2025 University of Texas MD Anderson Cancer Center Department of Cardiology Grand Rounds: "Vascular sequelae of radiotherapy: The head and neck cancer use-case".
Invited presentation by the UT MDACC Department of Cardiology for Dr. Fuller, delivered live/hybrid at the Cardiology Conferenc eroom, 11th Floor Pickens Tower, 1400 Pressler Blvd, Houston, TX 77030 on 2025-03-25T1200.
Presentation Summary
This talk presents a comprehensive overview of radiation-induced vascular injury in head and neck cancer (HNC) patients, framing the issue as a growing cardio-oncologic concern and an opportunity for prospective intervention trials.
Key Themes & Structure:
1. Clinical Context: Radiotherapy in HNC
Advances in IMRT and proton therapy have improved parotid and normal tissue sparing.

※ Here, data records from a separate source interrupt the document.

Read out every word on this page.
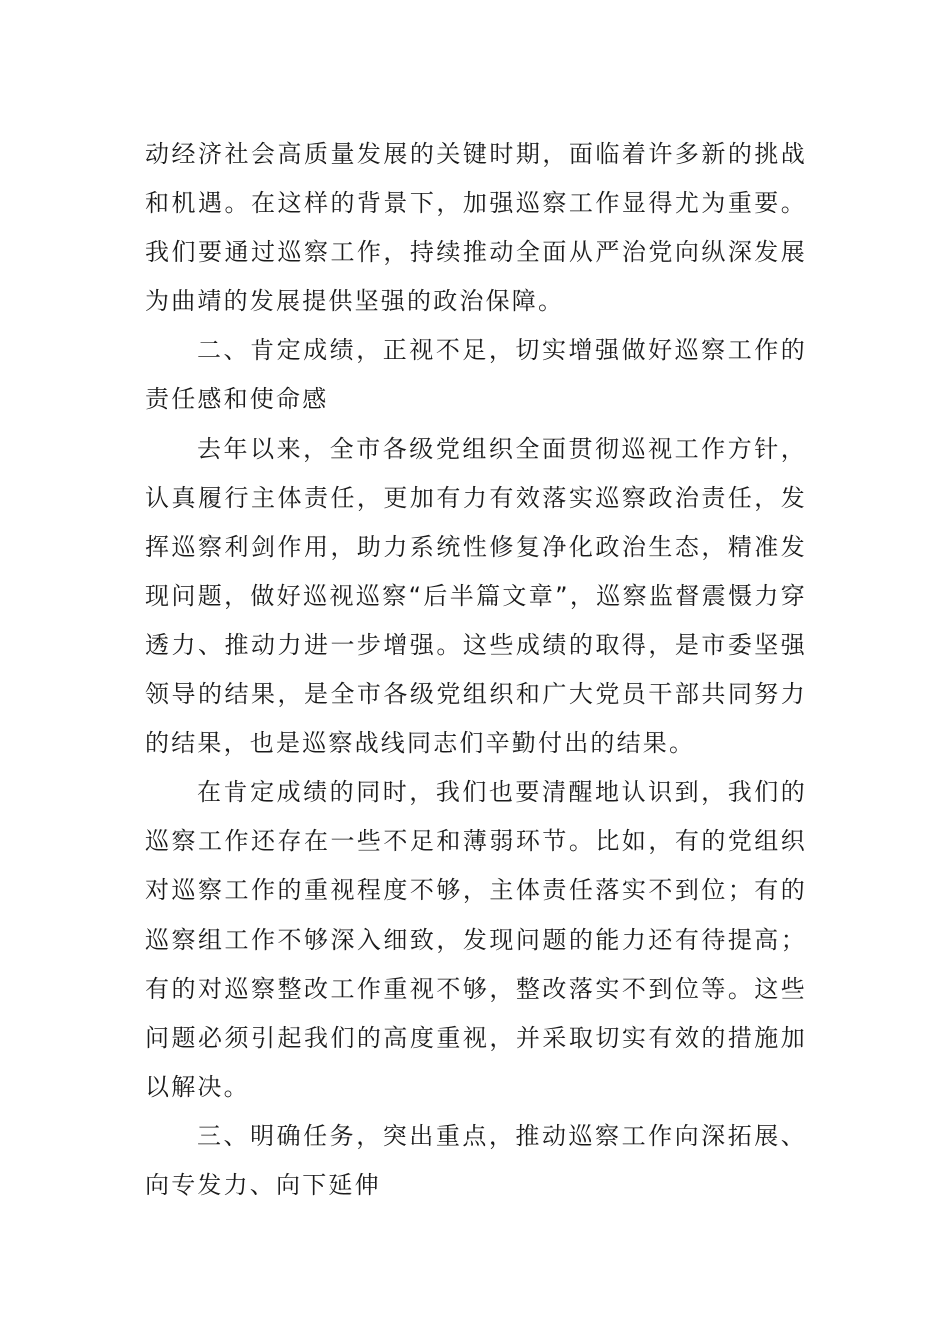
动经济社会高质量发展的关键时期，面临着许多新的挑战和机遇。在这样的背景下，加强巡察工作显得尤为重要。我们要通过巡察工作，持续推动全面从严治党向纵深发展为曲靖的发展提供坚强的政治保障。

二、肯定成绩，正视不足，切实增强做好巡察工作的责任感和使命感

去年以来，全市各级党组织全面贯彻巡视工作方针，认真履行主体责任，更加有力有效落实巡察政治责任，发挥巡察利剑作用，助力系统性修复净化政治生态，精准发现问题，做好巡视巡察“后半篇文章”，巡察监督震慑力穿透力、推动力进一步增强。这些成绩的取得，是市委坚强领导的结果，是全市各级党组织和广大党员干部共同努力的结果，也是巡察战线同志们辛勤付出的结果。

在肯定成绩的同时，我们也要清醒地认识到，我们的巡察工作还存在一些不足和薄弱环节。比如，有的党组织对巡察工作的重视程度不够，主体责任落实不到位；有的巡察组工作不够深入细致，发现问题的能力还有待提高；有的对巡察整改工作重视不够，整改落实不到位等。这些问题必须引起我们的高度重视，并采取切实有效的措施加以解决。

三、明确任务，突出重点，推动巡察工作向深拓展、向专发力、向下延伸
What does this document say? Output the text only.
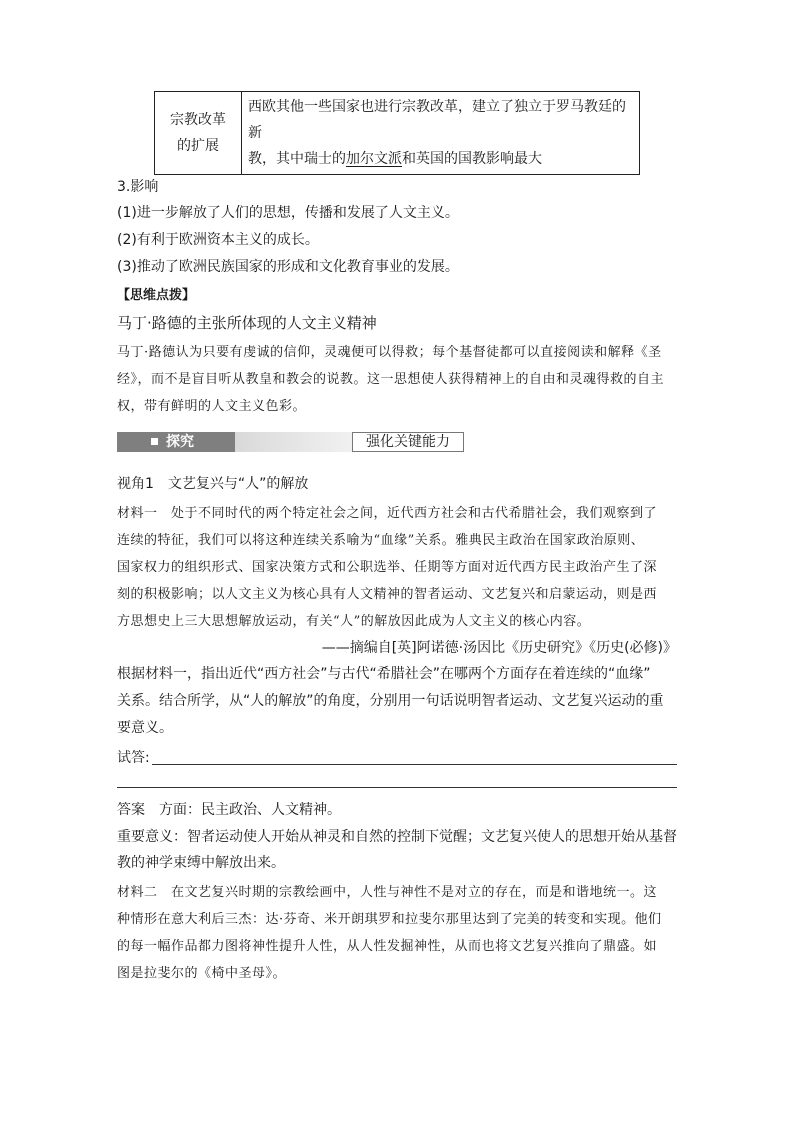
宗教改革
的扩展

西欧其他一些国家也进行宗教改革，建立了独立于罗马教廷的新
教，其中瑞士的加尔文派和英国的国教影响最大
3.影响
(1)进一步解放了人们的思想，传播和发展了人文主义。
(2)有利于欧洲资本主义的成长。
(3)推动了欧洲民族国家的形成和文化教育事业的发展。
【思维点拨】
马丁·路德的主张所体现的人文主义精神
马丁·路德认为只要有虔诚的信仰，灵魂便可以得救；每个基督徒都可以直接阅读和解释《圣
经》，而不是盲目听从教皇和教会的说教。这一思想使人获得精神上的自由和灵魂得救的自主
权，带有鲜明的人文主义色彩。
探究	强化关键能力
视角1　文艺复兴与“人”的解放
材料一　 处于不同时代的两个特定社会之间，近代西方社会和古代希腊社会，我们观察到了
连续的特征，我们可以将这种连续关系喻为“血缘”关系。雅典民主政治在国家政治原则、
国家权力的组织形式、国家决策方式和公职选举、任期等方面对近代西方民主政治产生了深
刻的积极影响；以人文主义为核心具有人文精神的智者运动、文艺复兴和启蒙运动，则是西
方思想史上三大思想解放运动，有关“人”的解放因此成为人文主义的核心内容。
——摘编自[英]阿诺德·汤因比《历史研究》《历史(必修)》
根据材料一，指出近代“西方社会”与古代“希腊社会”在哪两个方面存在着连续的“血缘”
关系。结合所学，从“人的解放”的角度，分别用一句话说明智者运动、文艺复兴运动的重
要意义。
试答:
答案　 方面：民主政治、人文精神。
重要意义：智者运动使人开始从神灵和自然的控制下觉醒；文艺复兴使人的思想开始从基督
教的神学束缚中解放出来。
材料二　 在文艺复兴时期的宗教绘画中，人性与神性不是对立的存在，而是和谐地统一。这
种情形在意大利后三杰：达·芬奇、米开朗琪罗和拉斐尔那里达到了完美的转变和实现。他们
的每一幅作品都力图将神性提升人性，从人性发掘神性，从而也将文艺复兴推向了鼎盛。如
图是拉斐尔的《椅中圣母》。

However, radiation-associated vasculopathy—especially carotid artery stenosis (CAS) and cerebrovascular events (CVEs)—is an underappreciated late toxicity.
Imaging data show progressive tissue and vascular damage years after radiotherapy, even with modern techniques.
2. Emerging Epidemiologic Signal
Retrospective and population-level data (JCO, JAMA Otolaryngology) show an increased long-term risk of stroke and vascular events post-RT.
CAS incidence rises significantly after neck irradiation, with differences observed between nasopharyngeal carcinoma (NPC) and non-NPC patients.
Long-term pravastatin therapy (started pre-RT) reduces or abolishes vascular injury, suggesting a prophylactic role for statins in radiation vasculopathy.